RSS Git Download  Clone
Raw Blame History 5kB 146 lines
"""Speaker diarization via voice fingerprinting.

Computes a 256-dim embedding per audio chunk (resemblyzer / GE2E), then assigns
a stable `Speaker N` label by cosine-similarity against running cluster centroids.
Runs on GPU (CUDA) when available, falls back to CPU.
"""

import io
import threading
import wave as wavmod

try:
    import numpy as np
    _HAS_NUMPY = True
except ImportError:
    np = None
    _HAS_NUMPY = False

_encoder = None
_encoder_device = None
_encoder_lock = threading.Lock()

# Running speaker clusters: list of dicts { "centroid": np.ndarray, "count": int }
_clusters = []
_clusters_lock = threading.Lock()

# Cosine similarity threshold for matching an existing speaker.
# Higher = stricter (more new speakers), lower = looser (more merging).
# 0.75 is a reasonable default for resemblyzer / VoxCeleb embeddings.
SIMILARITY_THRESHOLD = 0.75


def _load_encoder():
    """Lazy-load the resemblyzer VoiceEncoder on CUDA if possible, else CPU."""
    global _encoder, _encoder_device
    if _encoder is not None:
        return _encoder
    with _encoder_lock:
        if _encoder is not None:
            return _encoder
        if not _HAS_NUMPY:
            print("  Diarizer: disabled (install with: pip install p3x-meet-assistant[gpu])")
            _encoder = False
            return _encoder
        try:
            import torch
            from resemblyzer import VoiceEncoder
            device = "cuda" if torch.cuda.is_available() else "cpu"
            _encoder = VoiceEncoder(device=device)
            _encoder_device = device
            print(f"  Diarizer: VoiceEncoder loaded on {device}")
        except Exception as e:
            print(f"  Diarizer: disabled ({e})")
            _encoder = False  # sentinel: unavailable
    return _encoder


def is_available():
    enc = _load_encoder()
    return enc is not None and enc is not False


def device():
    _load_encoder()
    return _encoder_device


def _wav_bytes_to_float32(wav_bytes):
    """Decode WAV bytes to mono float32 at 16kHz expected by resemblyzer."""
    with wavmod.open(io.BytesIO(wav_bytes), "rb") as wf:
        sample_rate = wf.getframerate()
        n_channels = wf.getnchannels()
        sample_width = wf.getsampwidth()
        frames = wf.readframes(wf.getnframes())
    if sample_width != 2:
        return None, None
    audio = np.frombuffer(frames, dtype=np.int16).astype(np.float32) / 32768.0
    if n_channels > 1:
        audio = audio.reshape(-1, n_channels).mean(axis=1)
    return audio, sample_rate


def _resample_to_16k(audio, sample_rate):
    if sample_rate == 16000:
        return audio
    # Linear resample — good enough for voice embedding
    ratio = 16000 / sample_rate
    new_len = int(len(audio) * ratio)
    idx = np.linspace(0, len(audio) - 1, new_len)
    return np.interp(idx, np.arange(len(audio)), audio).astype(np.float32)


def _cosine(a, b):
    na = np.linalg.norm(a)
    nb = np.linalg.norm(b)
    if na == 0 or nb == 0:
        return 0.0
    return float(np.dot(a, b) / (na * nb))

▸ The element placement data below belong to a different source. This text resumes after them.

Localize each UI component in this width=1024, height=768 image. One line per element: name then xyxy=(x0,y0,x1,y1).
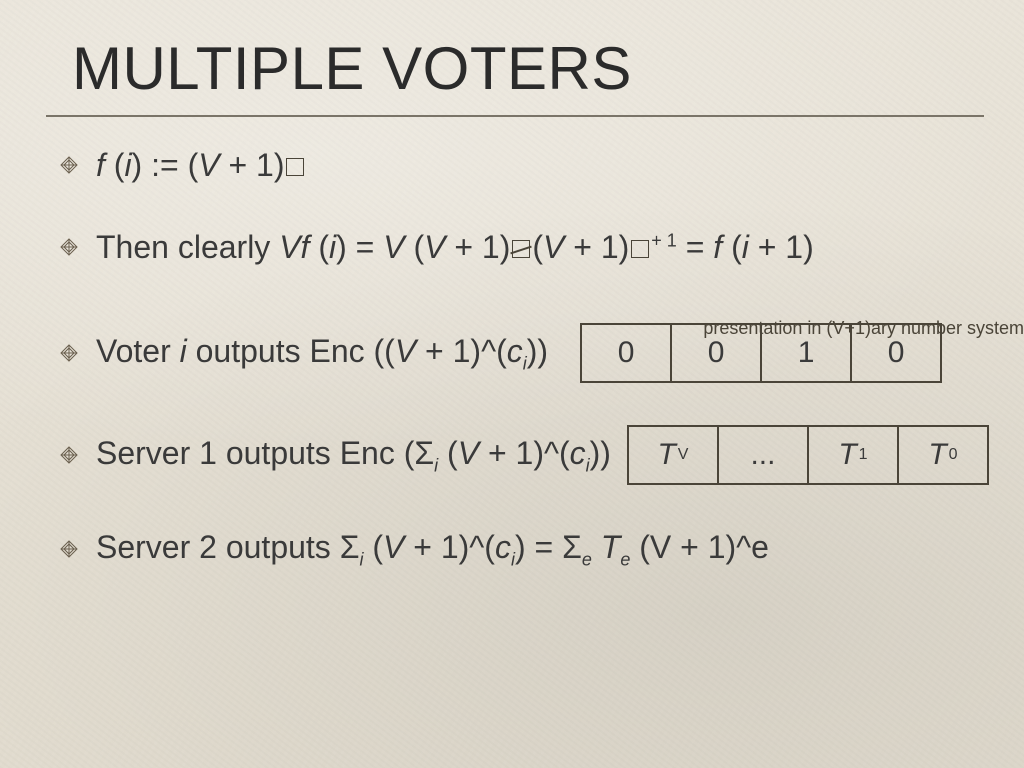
diamond-icon xyxy=(60,156,78,174)
cell: ... xyxy=(717,425,809,485)
cell: 1 xyxy=(760,323,852,383)
line-2-text: Then clearly Vf (i) = V (V + 1)(V + 1)+ … xyxy=(96,227,814,267)
placeholder-box-icon xyxy=(284,156,306,178)
bullet-row-5: Server 2 outputs Σi (V + 1)^(ci) = Σe Te… xyxy=(60,527,998,571)
bullet-row-4: Server 1 outputs Enc (Σi (V + 1)^(ci)) T… xyxy=(60,425,998,485)
diamond-icon xyxy=(60,238,78,256)
line-4-text: Server 1 outputs Enc (Σi (V + 1)^(ci)) xyxy=(96,433,611,477)
line-3-text: Voter i outputs Enc ((V + 1)^(ci)) xyxy=(96,331,548,375)
cell: T1 xyxy=(807,425,899,485)
cells-bottom: TV ... T1 T0 xyxy=(627,425,989,485)
crossed-box-icon xyxy=(510,238,532,260)
horizontal-rule xyxy=(46,115,984,117)
placeholder-box-icon xyxy=(629,238,651,260)
bullet-row-3: Voter i outputs Enc ((V + 1)^(ci)) 0 0 1… xyxy=(60,323,998,383)
cell: 0 xyxy=(580,323,672,383)
diamond-icon xyxy=(60,540,78,558)
diamond-icon xyxy=(60,344,78,362)
line-1-text: f (i) := (V + 1) f (i) := (V + 1) xyxy=(96,145,306,185)
slide-title: MULTIPLE VOTERS xyxy=(72,34,1006,103)
cell: TV xyxy=(627,425,719,485)
cell: 0 xyxy=(850,323,942,383)
bullet-row-2: Then clearly Vf (i) = V (V + 1)(V + 1)+ … xyxy=(60,227,998,267)
bullet-row-1: f (i) := (V + 1) f (i) := (V + 1) xyxy=(60,145,998,185)
line-5-text: Server 2 outputs Σi (V + 1)^(ci) = Σe Te… xyxy=(96,527,769,571)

def identify_speaker(wav_bytes):
    """Return a 1-based integer speaker id for the given WAV chunk, or None on failure."""
    enc = _load_encoder()
    if not enc:
        return None
    try:
        audio, sr = _wav_bytes_to_float32(wav_bytes)
        if audio is None or len(audio) < 16000 * 0.5:  # <0.5s
            return None
        audio = _resample_to_16k(audio, sr)
        embedding = enc.embed_utterance(audio)
    except Exception:
        return None

    with _clusters_lock:
        best_idx, best_sim = -1, -1.0
        all_sims = []
        for i, c in enumerate(_clusters):
            sim = _cosine(embedding, c["centroid"])
            all_sims.append(sim)
            if sim > best_sim:
                best_sim, best_idx = sim, i
        if best_idx >= 0 and best_sim >= SIMILARITY_THRESHOLD:
            c = _clusters[best_idx]
            n = c["count"]
            c["centroid"] = (c["centroid"] * n + embedding) / (n + 1)
            c["count"] = n + 1
            sims_str = ", ".join(f"{s:.2f}" for s in all_sims)
            print(f"  [diarize] match S{best_idx + 1} (sim={best_sim:.2f}; all=[{sims_str}])")
            return best_idx + 1
        _clusters.append({"centroid": embedding.astype(np.float32), "count": 1})
        sims_str = ", ".join(f"{s:.2f}" for s in all_sims) if all_sims else "none"
        print(f"  [diarize] NEW S{len(_clusters)} (best={best_sim:.2f}; all=[{sims_str}])")
        return len(_clusters)


def reset():
    """Clear all learned speakers (e.g. new session)."""
    with _clusters_lock:
        _clusters.clear()


def speaker_count():
    with _clusters_lock:
        return len(_clusters)